Sur le plan diplomatique, l’ouverture perceptible de Cuba vers les sous-ensembles latino-américains, l’Amérique du Nord, l’Europe, l’Afrique et surtout le monde arabe est souligné par le rédacteur de la note comme autant de points encourageants : « S’agissant des relations avec le monde arabe, Cuba n’a cessé, ces dernières années, d’y accorder un intérêt particulier, notamment dans l’objectif de renforcer le partenariat tant politique qu’économique et commercial, avec la région ».

 

L'option du rétablissement des relations diplomatiques


Le roi Mohammed VI lors de son séjour à Cuba. GETTY IMAGES


Dans ses appréciations, la note diplomatique envisageait déjà en 2014 parmi les options offertes de « répondre à l’appel lancé par les autorités cubaines et évaluer la possibilité, dans un premier temps, de procéder au rétablissement des relations diplomatiques entre nos deux pays », avec cependant une prudence affichée : « Toutefois, si ce geste politique venait à être pris par le Maroc, il conviendrait de réfléchir à la démarche pouvant être envisagée pour capitaliser une telle décision. Le Maroc pourrait ainsi, en contrepartie, inviter les autorités cubaines à adopter une position moins tranchée à l’égard de notre Cause Nationale, l’objectif étant de ramener progressivement ce pays à une certaine neutralité sur la question du Sahara. Il est clair que, compte tenu de la position historique de La Havane sur ce dossier, il s’agira là d’une démarche qui sera de longue haleine, mais méritant, toutefois, d’être amorcée avec un Etat particulièrement apprécié dans son entourage régional ».

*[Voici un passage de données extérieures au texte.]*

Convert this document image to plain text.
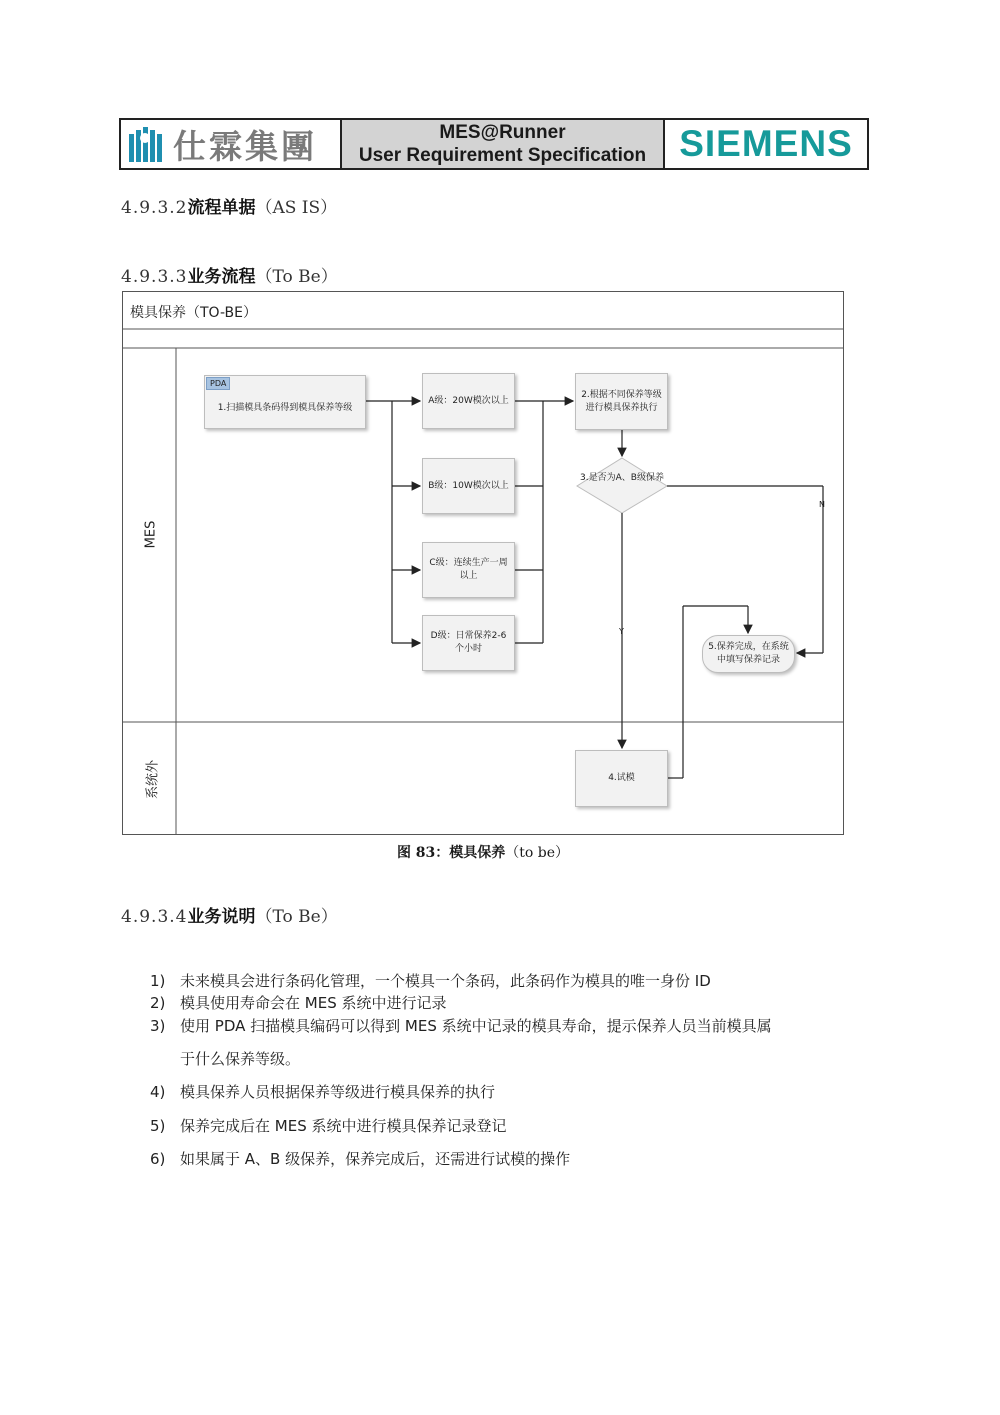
仕霖集團	MES@Runner
User Requirement Specification SIEMENS
4.9.3.2流程单据（AS IS）
4.9.3.3业务流程（To Be）
模具保养（TO-BE）
MES
系统外
PDA
1.扫描模具条码得到模具保养等级
A级：20W模次以上
B级：10W模次以上
C级：连续生产一周以上
D级：日常保养2-6个小时
2.根据不同保养等级进行模具保养执行
3.是否为A、B级保养
4.试模
5.保养完成，在系统中填写保养记录
N
Y
图 83：模具保养（to be）
4.9.3.4业务说明（To Be）
1) 未来模具会进行条码化管理，一个模具一个条码，此条码作为模具的唯一身份 ID
2) 模具使用寿命会在 MES 系统中进行记录
3) 使用 PDA 扫描模具编码可以得到 MES 系统中记录的模具寿命，提示保养人员当前模具属
于什么保养等级。
4) 模具保养人员根据保养等级进行模具保养的执行
5) 保养完成后在 MES 系统中进行模具保养记录登记
6) 如果属于 A、B 级保养，保养完成后，还需进行试模的操作
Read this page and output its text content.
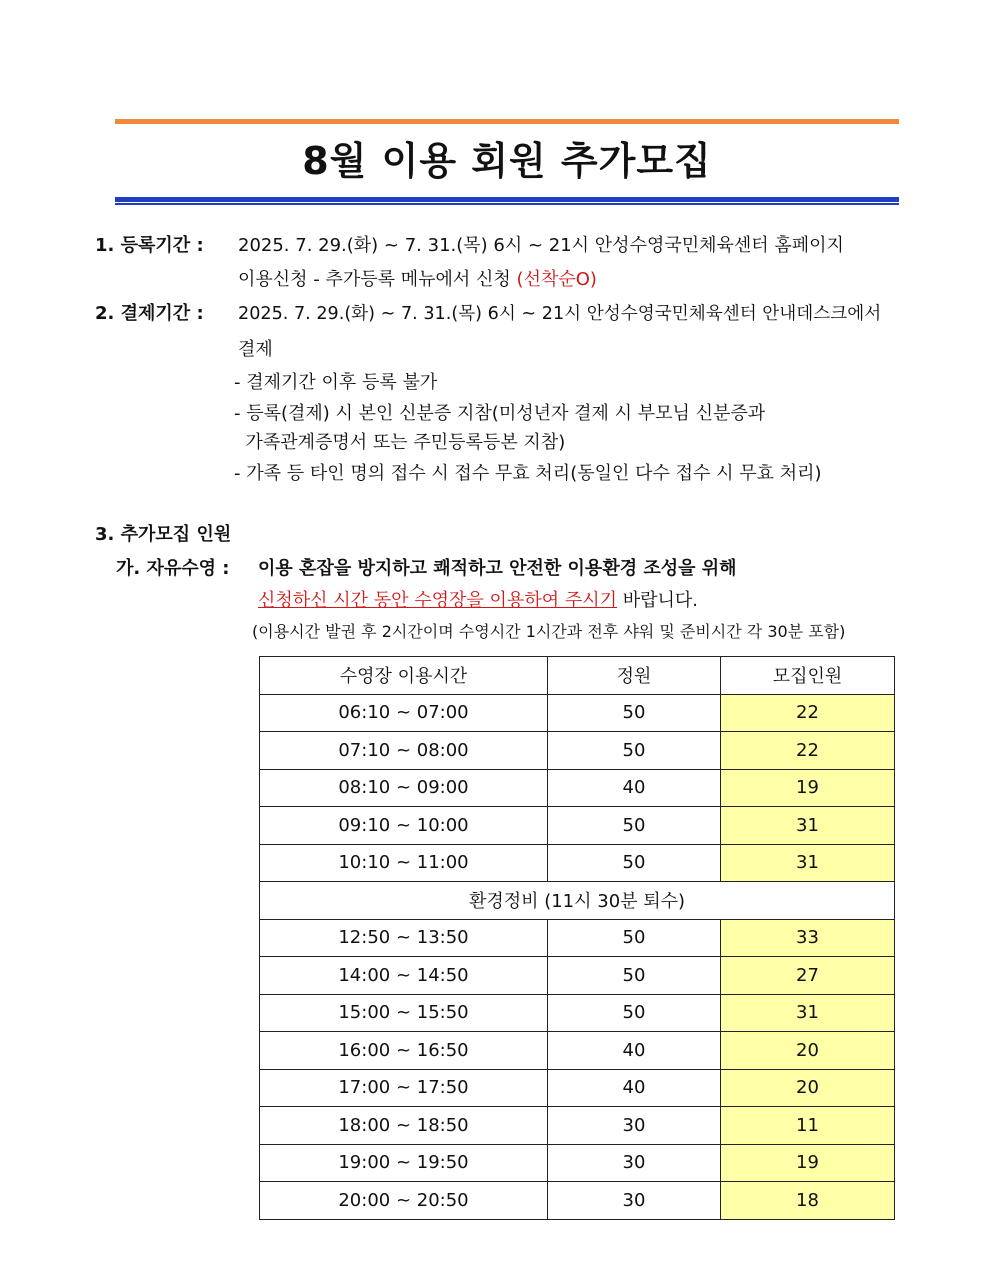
8월 이용 회원 추가모집
1. 등록기간 : 2025. 7. 29.(화) ~ 7. 31.(목) 6시 ~ 21시 안성수영국민체육센터 홈페이지
이용신청 - 추가등록 메뉴에서 신청 (선착순O)
2. 결제기간 : 2025. 7. 29.(화) ~ 7. 31.(목) 6시 ~ 21시 안성수영국민체육센터 안내데스크에서
결제
- 결제기간 이후 등록 불가
- 등록(결제) 시 본인 신분증 지참(미성년자 결제 시 부모님 신분증과
가족관계증명서 또는 주민등록등본 지참)
- 가족 등 타인 명의 접수 시 접수 무효 처리(동일인 다수 접수 시 무효 처리)
3. 추가모집 인원
가. 자유수영 : 이용 혼잡을 방지하고 쾌적하고 안전한 이용환경 조성을 위해
신청하신 시간 동안 수영장을 이용하여 주시기 바랍니다.
(이용시간 발권 후 2시간이며 수영시간 1시간과 전후 샤워 및 준비시간 각 30분 포함)
수영장 이용시간	정원	모집인원
06:10 ~ 07:00	50	22
07:10 ~ 08:00	50	22
08:10 ~ 09:00	40	19
09:10 ~ 10:00	50	31
10:10 ~ 11:00	50	31
환경정비 (11시 30분 퇴수)		
12:50 ~ 13:50	50	33
14:00 ~ 14:50	50	27
15:00 ~ 15:50	50	31
16:00 ~ 16:50	40	20
17:00 ~ 17:50	40	20
18:00 ~ 18:50	30	11
19:00 ~ 19:50	30	19
20:00 ~ 20:50	30	18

Cette approche est identique à celle qui a été adoptée avec le Panama, qui, après avoir reconnu la « RASD » de manière ininterrompue, pendant 34 ans, a finalement retiré cette reconnaissance à la suite de très longues démarches, le 20 novembre 2013.


En 2015, un signe avant-coureur de cette détente annoncée a été perçu lorsque la Royal Air Maroc a été autorisée d’engager des négociations avec les autorités aériennes de Cuba afin d’inaugurer un vol direct Casablanca-La Havane. L’opportunité offerte par le déploiement des nouveaux long courriers Boeing Dreamliner 787 et l’attrait grandissant de La Havane pour les touristes africains n’en étaient pas les seules raisons. « iIl y’aurait une raison diplomatique non avouée, visant la normalisation à petits pas des relations maroco-cubaines », écrivait à l’époque le site Mondafrique. Le roi Mohammed VI en a fait la démonstration, conjuguant à Cuba, villégiature et tractations secrètes pour y aboutir après 37 ans de fâcheries.